Texto: Octavi Martí en El País Semanal.
Mundo asexuado
El sexo, en los humanos, es metáfora. Nada en el animal hablante escapa a eso. Y no hay veto que pueda atenuarlo
Alguien muy perverso o muy ignorante –lo más probable, ambas cosas– ha dado orden de prohibir, como “sexista”, una foto publicitaria de los modistos Dolce & Gabanna. Hablando en un castellano propio y esquivando jergas analfabetas, se trata, sin duda alguna, de una foto de evocación sexual inequívoca. Y universal, si bien consideramos la inmediata celeridad con la cual ha respondido la censura. Igual de inequívocas son las evocaciones sexuales de, quedándome muy corto, las dos terceras partes de la pintura barroca exhibida en el Museo del Prado, como de la exhibida en cualquier otro gran museo del mundo. Una básica creencia en la universal aplicación equitativa de la ley me hace estar convencido de que idéntico criterio les va a ser aplicado: la transparente zoofilia de las diversas versiones del encuentro de Leda y el cisne, la brutal vejación de los no pocos raptos de sabinas, los onanistas espejos de viejos y susanas, que son parte irrenunciable del arsenal iconográfico renacentista y barroco, en nada resultan menos agresivos que la, más que estática extática, representación de un fetiche femenino anclado en tierra por otros o cuatro fetiches masculinos, bellos como fantasmales figuras de cera todos, e irreales, en la censurada imagen de moda publicitaria. No vale decir que unos son arte y no la otra. El arte aquí no pinta nada. Si algo incita al delito, su mayor perfección plástica no haría sino incrementar su riesgo. La ley pesa igual sobre Rembrandt y sobre el pintamonas de paisaje dominguero o de sex-shop urbano. O sobre el éxtasis berniniano, que sobrecoge en la penumbra de cierta iglesia de Roma. O sobre la orfebrería verbal del libro más vendido de la historia de la literatura francesa, al cual, bajo ingenioso pseudónimo, diera textura la tan grave Dominique Aury.

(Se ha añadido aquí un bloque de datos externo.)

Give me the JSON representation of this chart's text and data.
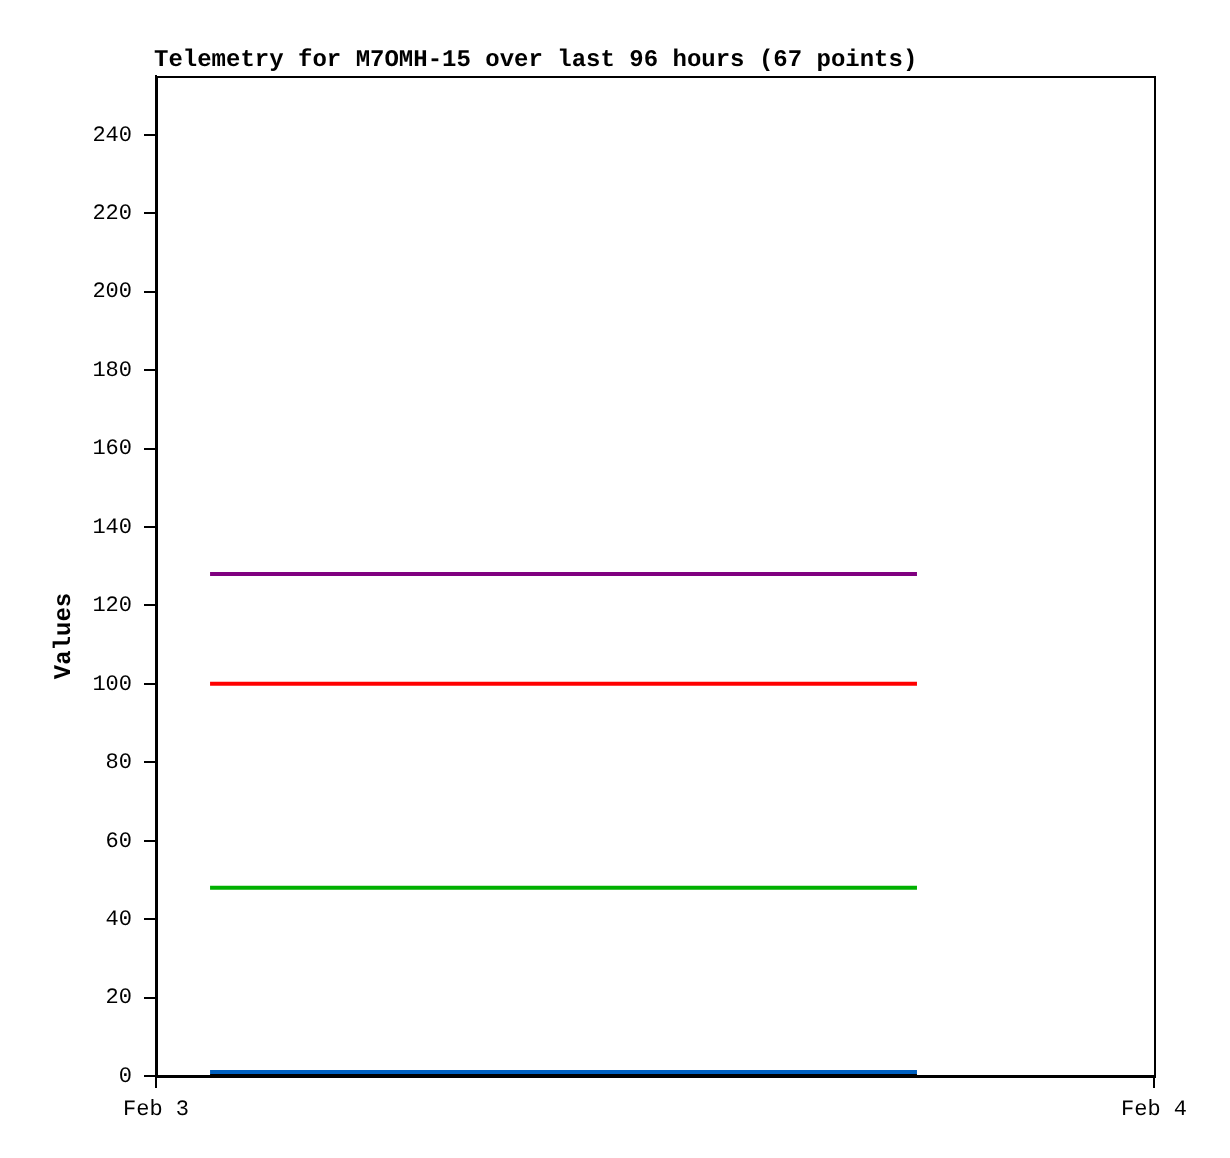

Existe el sexo sólo en sus metáforas. A la versión bien construida de las cuales, llamamos arte. A la menos bien elaborada, pornografía. Los criterios estéticos, para fijar entre ambas fronteras claras, son siempre muy problemáticos: “El origen del mundo” de Courbet fue una guarrada pornográfica, de encargo y clandestina, antes de ser la joya absoluta del Museo de Orsay, así que pasara un siglo. Los criterios de distinción moral no distinguen entre ambas: iguales, a ese efecto, son el cuadro de Courbet y las toscas fotos obscenas que, sabemos, le sirvieron de modelo. Esa metaforización llamada sexo distingue al animal hablante del resto de los bichos que copulan y se reproducen. Sin la asombrosa capacidad de desplazarlo hacia las formas más elaboradas de la obra literaria o plástica, la vida de los hombres oscilaría siempre a un milímetro del infierno. Pero no sólo el arte tiene sexo. Nada en las múltiples artesanías de los hombres es ajeno a sus, a veces simples, a veces enmarañadísimas, metáforas. La publicidad es menos que ninguna ajena a ellas. Así funciona el deseo de los hablantes. Y eso nos salva de transitar sin mediación de sexo a muerte. Eso convierte en liturgia lo imposible. Seríamos sólo bestias sin este elemental refinamiento.
Sociedad asexuada es sinónimo de barbarie.